NHS Employers' guidance for quality framework clinical assessors says: 'Excessive clustering at and just under 150/90 and 145/84mmHg for people with diabetes' could be evidence of 'inappropriate recording', or fraud.
Large numbers of results recorded on the same day could also be cause for concern, it says.
GPC prescribing subcommittee member Dr Chaand Nagpaul said: 'If you set a target within a time frame, you will get clusters.
'There is no evidence of widespread inappropriate recording of data by practices. Many recall patients to have checks and run extra clinics. That may lead to a cluster of results on the same day.'
He added that the recording of many parameters bypassed GPs. 'All results for bloods are automatically entered through e-links. Large amounts of data relate to that, including diabetes, kidney conditions and cholesterol,' said Dr Nagpaul.
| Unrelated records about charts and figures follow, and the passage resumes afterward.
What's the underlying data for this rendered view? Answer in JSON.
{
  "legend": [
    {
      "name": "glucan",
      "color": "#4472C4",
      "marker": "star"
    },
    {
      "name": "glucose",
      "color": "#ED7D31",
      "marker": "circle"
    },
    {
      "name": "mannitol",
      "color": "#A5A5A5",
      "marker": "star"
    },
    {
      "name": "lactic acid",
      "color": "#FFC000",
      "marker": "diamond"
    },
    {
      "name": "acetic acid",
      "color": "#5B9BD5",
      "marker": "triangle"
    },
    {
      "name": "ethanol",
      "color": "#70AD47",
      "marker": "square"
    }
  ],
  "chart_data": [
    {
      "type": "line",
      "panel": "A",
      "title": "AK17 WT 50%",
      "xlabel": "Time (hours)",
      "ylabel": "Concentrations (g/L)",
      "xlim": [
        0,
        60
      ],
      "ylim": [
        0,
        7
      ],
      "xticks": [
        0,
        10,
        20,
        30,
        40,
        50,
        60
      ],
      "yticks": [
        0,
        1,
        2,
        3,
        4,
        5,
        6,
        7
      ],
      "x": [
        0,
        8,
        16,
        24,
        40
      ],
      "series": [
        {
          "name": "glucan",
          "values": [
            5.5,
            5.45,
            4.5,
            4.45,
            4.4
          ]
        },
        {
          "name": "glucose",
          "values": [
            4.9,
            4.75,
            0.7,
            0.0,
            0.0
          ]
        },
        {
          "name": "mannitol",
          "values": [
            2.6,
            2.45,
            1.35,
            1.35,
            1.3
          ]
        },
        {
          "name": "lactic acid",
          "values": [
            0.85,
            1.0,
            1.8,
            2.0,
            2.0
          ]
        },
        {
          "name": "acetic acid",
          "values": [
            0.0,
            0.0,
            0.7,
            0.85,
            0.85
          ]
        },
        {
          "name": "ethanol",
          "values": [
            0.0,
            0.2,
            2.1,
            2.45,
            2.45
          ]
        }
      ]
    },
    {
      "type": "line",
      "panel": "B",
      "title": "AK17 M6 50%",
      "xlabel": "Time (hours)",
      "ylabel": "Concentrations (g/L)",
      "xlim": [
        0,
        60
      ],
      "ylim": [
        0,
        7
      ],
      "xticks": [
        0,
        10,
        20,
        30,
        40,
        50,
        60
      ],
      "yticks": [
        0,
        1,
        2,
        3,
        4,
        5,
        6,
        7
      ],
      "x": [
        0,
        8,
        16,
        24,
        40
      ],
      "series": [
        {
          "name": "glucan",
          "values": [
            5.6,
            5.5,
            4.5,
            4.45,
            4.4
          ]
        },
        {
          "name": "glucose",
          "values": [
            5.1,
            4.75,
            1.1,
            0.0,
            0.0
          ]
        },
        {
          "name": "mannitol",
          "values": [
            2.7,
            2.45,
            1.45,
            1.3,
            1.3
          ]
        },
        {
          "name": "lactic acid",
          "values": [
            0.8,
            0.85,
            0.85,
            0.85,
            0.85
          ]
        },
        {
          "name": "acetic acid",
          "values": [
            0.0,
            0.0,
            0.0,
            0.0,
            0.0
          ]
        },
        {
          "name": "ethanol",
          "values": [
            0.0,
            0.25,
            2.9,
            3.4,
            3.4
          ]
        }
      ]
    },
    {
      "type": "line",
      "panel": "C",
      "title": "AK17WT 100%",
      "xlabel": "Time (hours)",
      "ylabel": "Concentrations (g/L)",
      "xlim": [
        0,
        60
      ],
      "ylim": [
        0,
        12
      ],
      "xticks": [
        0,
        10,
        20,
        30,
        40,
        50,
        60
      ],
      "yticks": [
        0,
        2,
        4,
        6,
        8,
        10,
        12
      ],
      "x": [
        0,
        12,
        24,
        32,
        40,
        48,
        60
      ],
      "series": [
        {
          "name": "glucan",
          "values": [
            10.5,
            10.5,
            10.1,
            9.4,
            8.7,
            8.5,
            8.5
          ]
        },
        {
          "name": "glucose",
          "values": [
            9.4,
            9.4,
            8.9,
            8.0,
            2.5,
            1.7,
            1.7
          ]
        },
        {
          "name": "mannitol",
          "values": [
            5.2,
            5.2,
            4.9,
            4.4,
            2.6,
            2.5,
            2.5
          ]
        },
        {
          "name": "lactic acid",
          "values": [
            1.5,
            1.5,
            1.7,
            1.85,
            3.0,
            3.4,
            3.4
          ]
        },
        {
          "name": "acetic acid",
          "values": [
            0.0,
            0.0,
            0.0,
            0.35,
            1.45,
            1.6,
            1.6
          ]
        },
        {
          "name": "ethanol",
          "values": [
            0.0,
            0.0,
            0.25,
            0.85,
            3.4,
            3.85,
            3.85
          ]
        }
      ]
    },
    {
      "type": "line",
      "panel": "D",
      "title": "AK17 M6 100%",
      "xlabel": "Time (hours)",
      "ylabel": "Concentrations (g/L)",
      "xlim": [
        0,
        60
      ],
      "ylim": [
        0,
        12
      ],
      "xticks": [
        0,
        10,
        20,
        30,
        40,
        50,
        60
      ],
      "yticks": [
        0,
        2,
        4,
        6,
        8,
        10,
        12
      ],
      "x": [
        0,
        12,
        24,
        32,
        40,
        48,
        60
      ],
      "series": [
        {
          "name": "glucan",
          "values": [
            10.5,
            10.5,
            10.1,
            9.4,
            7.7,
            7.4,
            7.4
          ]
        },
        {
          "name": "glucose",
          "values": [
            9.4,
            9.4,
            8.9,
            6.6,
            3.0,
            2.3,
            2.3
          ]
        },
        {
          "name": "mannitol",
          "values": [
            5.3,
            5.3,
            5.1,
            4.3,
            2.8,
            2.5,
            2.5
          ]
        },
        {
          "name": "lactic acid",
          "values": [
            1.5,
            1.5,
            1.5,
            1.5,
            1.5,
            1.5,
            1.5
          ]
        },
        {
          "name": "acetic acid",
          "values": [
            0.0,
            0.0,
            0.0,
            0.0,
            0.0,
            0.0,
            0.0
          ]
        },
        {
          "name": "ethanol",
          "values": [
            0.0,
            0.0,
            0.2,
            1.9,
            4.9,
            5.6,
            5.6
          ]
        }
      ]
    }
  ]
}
Primary Care Diabetes Society chairman Dr Colin Kenny said there was no basis for such a heavy handed approach: 'The universality of the quality framework results across the UK makes it unlikely there's been a vast amount of fraud going on.'
He accepted that BP measurement was open to operator error, but added: 'It is not unusual for results to be clustered around one date as many practices have nurse-run clinics where patients are recalled to have their BP measured.'
Bradford GP and North Bradford PCT diabetes lead Dr Brian Karet said: 'You get huge variables with BP measures, day-to-day variability, minute-to-minute variability, inter-operator variability.'
He said it was incredible to suggest that fraud was one possibility for hitting the quality framework targets.
NHS Employers lead negotiator Dr Adrian Jacobs said PCTs had a duty to investigate where they suspected fraud, but he admitted that procedures in some PCTs fell short of best practice.